Bavarian is three chocolates
Desserts from Italy
Vanilla ice cream with coulis of peach and caramel almonds
Vanilla ice cream with coulis of peach and caramel almonds
ready in
5 hours
difficulty
daily requirement
100% Fat
100% Protein
100% Carbohydrates
translated by Italian with
description
Gourmet ice cream combined with almond crunchiness and the sweetness of the peaches. Absolutely to try!
preparation
step 1
Cut in half the vanilla pod and put it in a saucepan together with the milk and half of the sugar mixing to make it melt, put on fire and bring it almost to the boil.
step 2
Remove the pot from the fire, cover and leave in infusion for at least 15 minutes (preferably a few hours) to extract all the vanilla aroma.
step 3
In the meantime, mount the yolks with the remaining sugar until the compound writes (raising the whips the compound that falls into the shape of the cords that remain very visible for a while).
step 4
Return the milk almost to the boil and pour it into the egg on the egg by continually mounting it with a whip (I cooked it all in bain-marie to prevent the direct heat of the flame from sticking the compound to the bottom)
step 5
Thick the English cream on the fire until you peel the back of a spoon or in any case until it reaches 85 ° C
step 6
Carefully follow the timing and temperature to avoid risking craving the cream.
step 7
Once ready to take it out of the fire immediately, plunge it into a cold boulle and immerse the bottom in a bath of water and ice mixing continuously to lower the temperature quickly
step 8
It is important to keep the temperature of the water constantly cold, if you are tempted to add more ice.
step 9
After cooling, transfer the cream into a hermetically sealed jar (I used a jug for convenience, then pour the mixture into the ice cream) leaving the vanilla still infused
step 10
Allow it to rest in the fridge for at least an hour (the mixture must be cold before going to the next stage so it can also rest all night in the fridge).
step 11
After the rest time pull out the pod and scrape the contents with a knife blade mixing with the cream.
step 12
Combine the liquid cream (well cold) and mix well with the compound.

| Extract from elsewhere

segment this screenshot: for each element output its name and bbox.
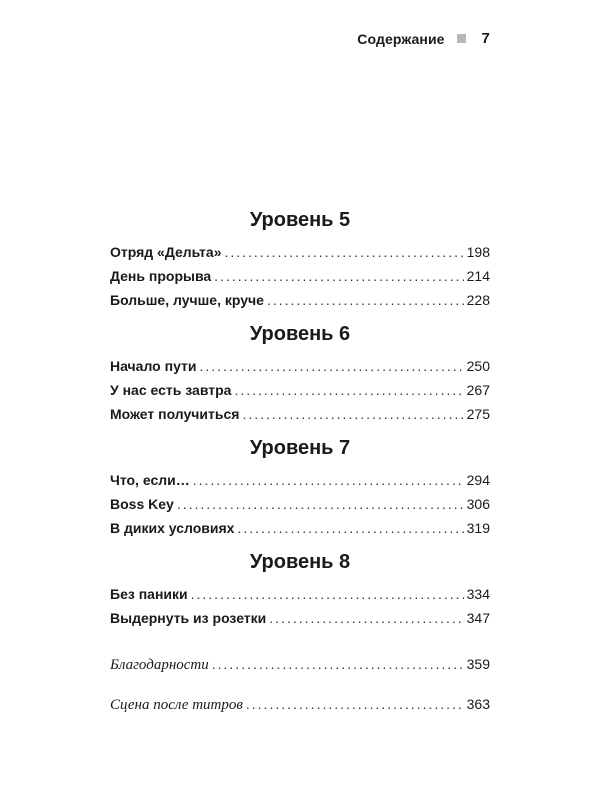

Transfer everything into a low, long, tight lid with lid, tap and place it in the coldest part of the freezer for one and a half hours
step 13
After this time stir up very quickly with an electric blender and then place it again in the freezer. Repeat the procedure for two more times at one and a half hour intervals.
step 14
After the third time transfer the ice cream into the pan containing it, preferably in polypropylene and filled up to six mm from the edge, cover the mixture with the paper oven to adhere to the surface
step 15
(To limit the presence of air which may contact with the surface of the ice cream can cause annoying condensation crystals on the surface).
step 16
Stir and put in a freezer for at least an hour so that the ice cream reaches its proper density (I preferred to leave it in a freezer all night).
step 17
Before serving it, put it in the fridge for about twenty minutes (with high temperatures in summer I skipped this passage, serving it cold freezing).
step 18
Peel the peach, cut it in pieces and blend it well with 1 tablespoon of sugar and lemon (and rum if you like it).
step 19
Garnish the almonds in a pan and pour over 2 tablespoons of sugar. Wait for it to melt, making sure that it does not burn and as soon as it is all caramelized, take it out of focus.
step 20
Transfer the almonds onto a sheet of paper oven, cool them and cut them into a grain with a knife.
step 21
Serve the ice cream with peach coulis and almond grain.